Dean Huss sat down for a final interview with Zicklin News 

“When the provost announced my retirement back in August, she used a key phrase: ‘Fenwick and the talented Zicklin team,’” Huss notes. “Any successes we achieved here were a group effort. It’s never about the dean alone.” 

 Huss, who came to the Zicklin School after a decade as dean of the J. Mack Robinson School of Business at Georgia State University in Atlanta, learned early in his career that “top down” institutional change is unlikely to succeed. “The first thing a leader should do is talk to people in the organization and find champions who agree certain changes are needed,” he offers. “I’ve been very fortunate to have great champions for our initiatives — faculty and staff who recognize the importance of continuous improvement and innovation in the content and delivery of materials.”  

On January 1, 2023, Senior Associate Dean Paquita Davis-Friday will become interim dean as the Zicklin School launches a national search for a permanent leader.  

“I’m very optimistic about our future, because the new leadership team is deeply committed to the School’s mission,” says Huss. He hopes the Zicklin School will continue the momentum it has achieved in innovation in programming and new approaches to pedagogy: “We’re currently in the middle of revising the MBA program. Guess what? We did that a couple of years ago, and a couple of years before that.” That kind of continuous improvement is essential, he says, given the pace of change in the business world, “otherwise what we’re teaching will be out of date in a few years—or even a few months.”  

Of all his career achievements, Huss is perhaps most proud of the international initiatives he’s undertaken, including partnerships with universities in Asia and Europe on dual-degree and joint degree programs. “As [management guru] Peter Drucker once said, in about five years there will be two types of CEOs: those who think globally and those who are unemployed. Our students won’t succeed if we don’t prepare them to understand differences in systems, differences in cultures and in how work gets done.” Ideally, students should gain experience working in international settings, but “having someone sitting next to them in class who’s from Asia, from India, from Europe, from Africa, is also beneficial. Anything we can do to enhance the internationalization of the student experience is critical.” 

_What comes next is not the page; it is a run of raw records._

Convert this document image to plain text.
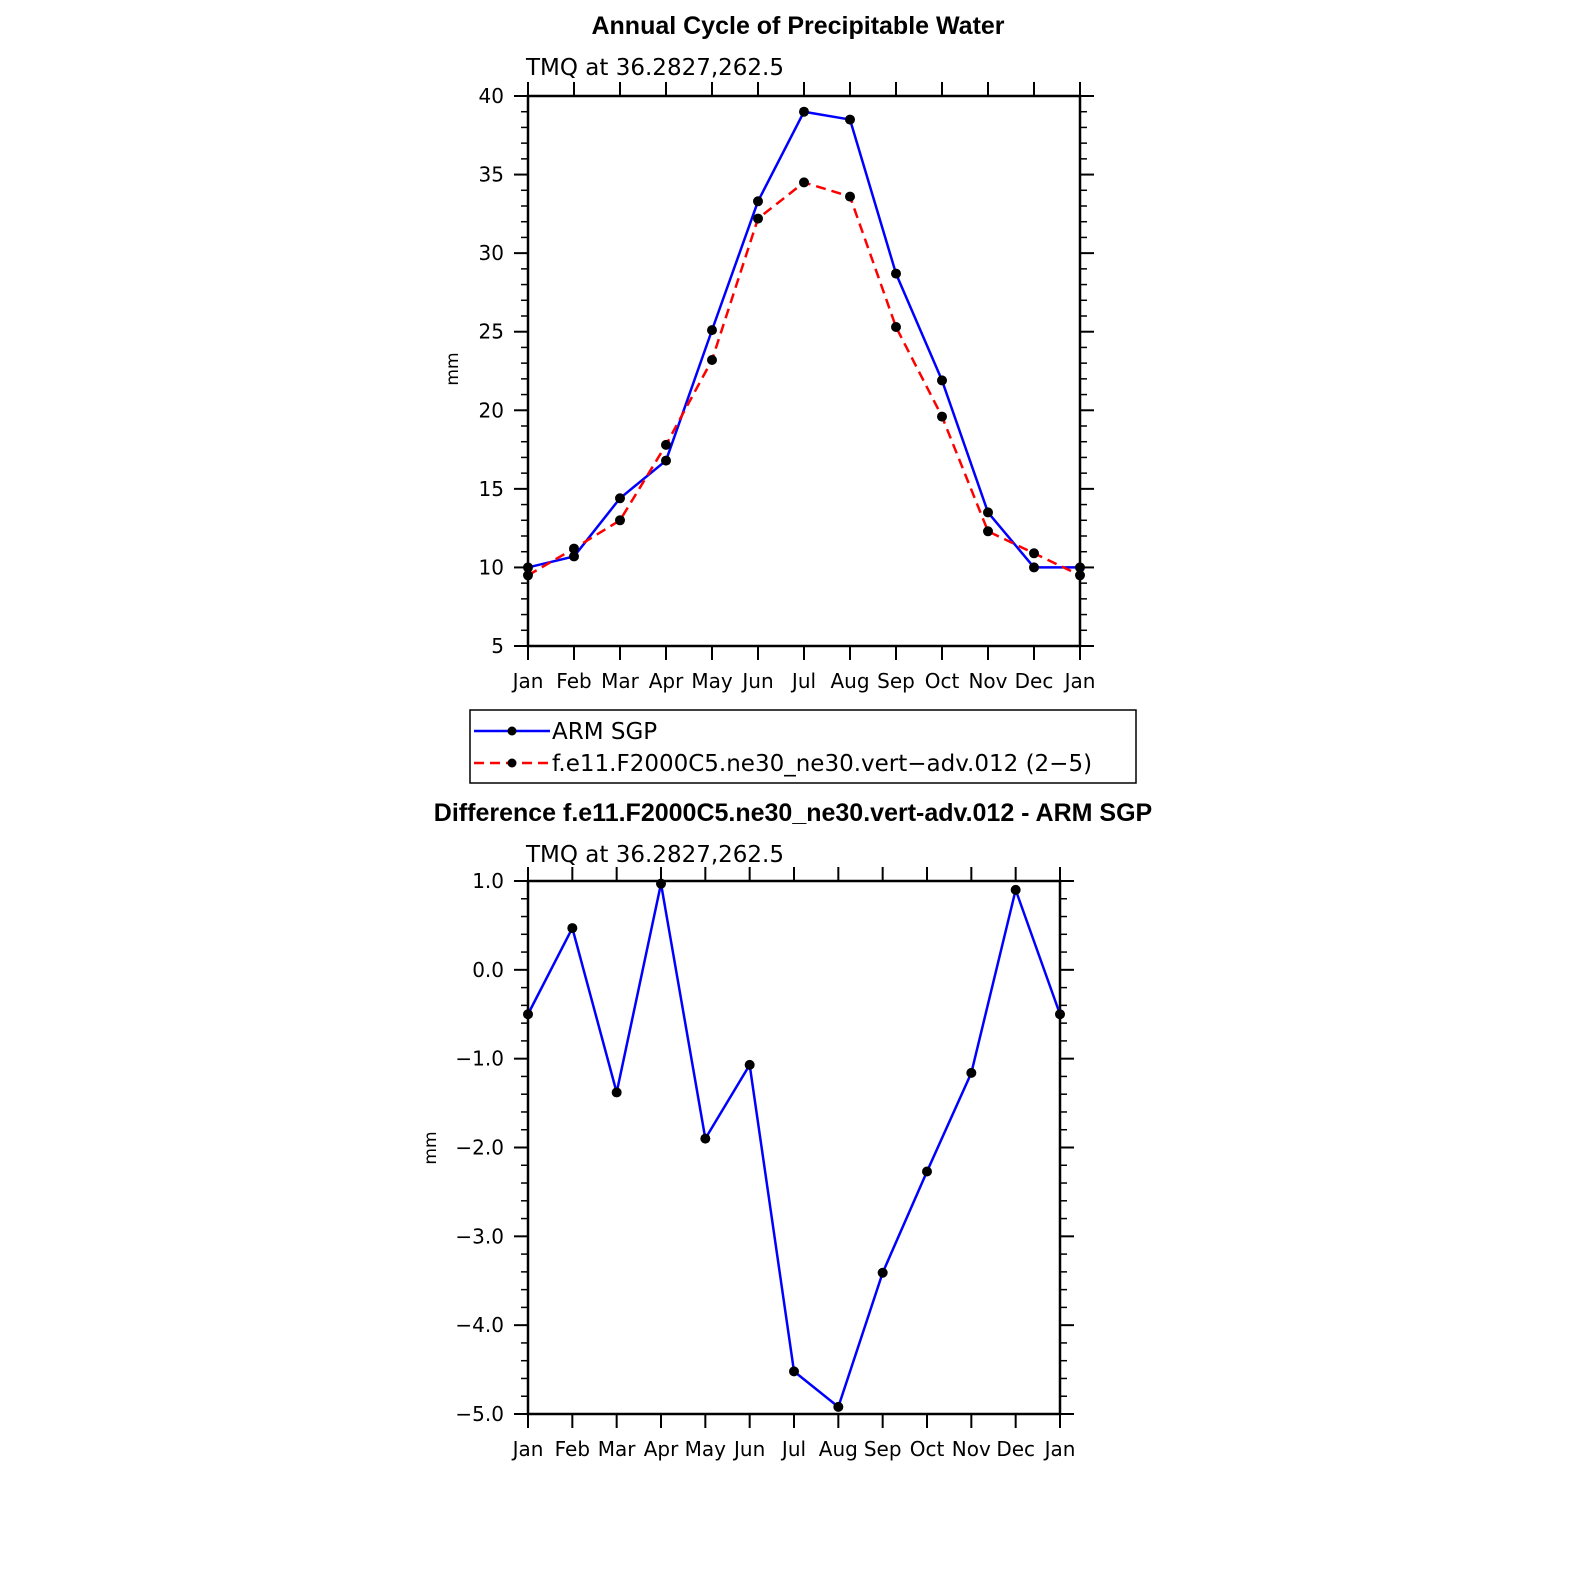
Annual Cycle of Precipitable Water
TMQ at 36.2827,262.5
mm
Jan Feb Mar Apr May Jun Jul Aug Sep Oct Nov Dec Jan
5
10
15
20
25
30
35
40
ARM SGP
f.e11.F2000C5.ne30_ne30.vert−adv.012 (2−5)
Difference f.e11.F2000C5.ne30_ne30.vert-adv.012 - ARM SGP
TMQ at 36.2827,262.5
mm
Jan Feb Mar Apr May Jun Jul Aug Sep Oct Nov Dec Jan
−5.0
−4.0
−3.0
−2.0
−1.0
0.0
1.0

What are Huss’s plans for retirement? While his university work will cease, he will continue to serve on a few corporate boards and hopes to become more involved with a nonprofit organization he helped initiate that offers social services in a home setting for children and adolescents who have been failed by the foster-care system.  

“I came to New York to be part of the great work that’s done here at the Zicklin School,” Huss sums up.  “It’s been a privilege and the highlight of my career.”